Gastronomia nas ruas
Câmara prepara lei para regulamentar o comércio ambulante de comida
Rodrigo Garcia | rodrigogarcia@saopaulo.sp.leg.br
Esperança: A ambulante Márcia Uchoa de Godoy tem “fé em Deus que o projeto será aprovado, pois é ótimo pra quem quer trabalhar”
Ângelo Dantas/CMSP
A cidade de São Paulo abre o apetite de quem anda por suas ruas. Afinal, nelas sente-se o cheiro de pipoca, cachorro-quente, milho cozido, churrasco grego, espetinhos, acarajé, pastel, churro, sanduíche de pernil, frutas variadas, yakisoba e de tantas outras delícias vendidas por ambulantes.
A comida de rua faz tanto sucesso que na cidade há eventos específicos durante os quais chefes renomados montam barracas para vender suas especialidades, como O Mercado Festival Gastronômico, Chefs na Rua e Feirinha Gastronômica, sempre com muito público.
Apesar dessa riqueza, o comércio de comida de rua praticamente não é regulamentado. As únicas exceções são as barracas de pastel e frutas nas feiras (que obtêm licença da Prefeitura) e alguns veículos que comercializam cachorro-quente que conseguiram autorização da Companhia de Engenharia de Tráfego (CET).

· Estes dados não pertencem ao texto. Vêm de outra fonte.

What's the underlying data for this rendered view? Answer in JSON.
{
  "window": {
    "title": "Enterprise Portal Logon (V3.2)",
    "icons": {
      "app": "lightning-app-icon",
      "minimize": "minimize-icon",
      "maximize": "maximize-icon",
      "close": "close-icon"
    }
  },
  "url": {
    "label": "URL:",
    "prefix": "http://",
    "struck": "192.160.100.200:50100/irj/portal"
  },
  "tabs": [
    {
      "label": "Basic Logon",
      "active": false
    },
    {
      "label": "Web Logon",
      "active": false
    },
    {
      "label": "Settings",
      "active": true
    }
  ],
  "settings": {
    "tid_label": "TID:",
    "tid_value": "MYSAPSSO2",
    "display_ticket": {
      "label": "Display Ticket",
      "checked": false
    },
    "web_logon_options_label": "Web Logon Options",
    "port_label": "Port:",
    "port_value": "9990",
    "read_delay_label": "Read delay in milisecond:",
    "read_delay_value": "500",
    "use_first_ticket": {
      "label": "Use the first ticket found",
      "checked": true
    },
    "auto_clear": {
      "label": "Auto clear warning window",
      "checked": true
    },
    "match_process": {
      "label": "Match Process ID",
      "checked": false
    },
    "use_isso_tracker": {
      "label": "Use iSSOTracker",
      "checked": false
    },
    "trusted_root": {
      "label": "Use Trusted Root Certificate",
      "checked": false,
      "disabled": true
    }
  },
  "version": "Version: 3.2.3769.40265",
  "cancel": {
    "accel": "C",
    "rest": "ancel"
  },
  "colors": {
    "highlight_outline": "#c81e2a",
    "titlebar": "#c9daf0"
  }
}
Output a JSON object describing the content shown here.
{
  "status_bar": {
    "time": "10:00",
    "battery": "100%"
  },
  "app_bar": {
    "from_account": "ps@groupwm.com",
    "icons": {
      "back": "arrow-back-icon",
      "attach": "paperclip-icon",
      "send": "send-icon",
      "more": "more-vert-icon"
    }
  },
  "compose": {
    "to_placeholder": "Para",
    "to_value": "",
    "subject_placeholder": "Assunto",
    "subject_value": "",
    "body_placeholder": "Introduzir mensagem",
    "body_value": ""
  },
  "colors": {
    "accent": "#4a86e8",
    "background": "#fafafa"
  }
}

Desde 2007, porém, nenhuma licença é concedida para os dogueiros, como são chamados os vendedores de hot dog.
Regularização: Matarazzo diz que projeto é para formalizar algo que já existe de fato, mas ainda não tem regras
Fábio Lazzari/CMSP
Essa lacuna legal está sendo preenchida pela Câmara Municipal de São Paulo (CMSP), onde parlamentares preparam uma lei para regulamentar a venda de todos os tipos de comida de rua. Apresentado inicialmente pelo vereador Andrea Matarazzo (PSDB), o projeto de lei 311/2013 foi endossado por Arselino Tatto (PT), Marco Aurélio Cunha (PSD), Ricardo Nunes (PMDB), Floriano Pesaro (PSDB) e Goulart (PSD), que se tornaram coautores.
Em 4 de setembro a iniciativa foi aprovada, por unanimidade, em primeira votação. Para Matarazzo, isso ocorreu porque os vereadores perceberam a necessidade de regulamentar a situação dos vendedores: “São Paulo toda consome esses produtos, da Cidade Tiradentes à Avenida Luís Carlos Berrini”. Para se tornar lei, o projeto ainda precisa ser aprovado em segunda votação e ser sancionado pelo prefeito Fernando Haddad (PT), o que, segundo Matarazzo, deve ocorrer rapidamente.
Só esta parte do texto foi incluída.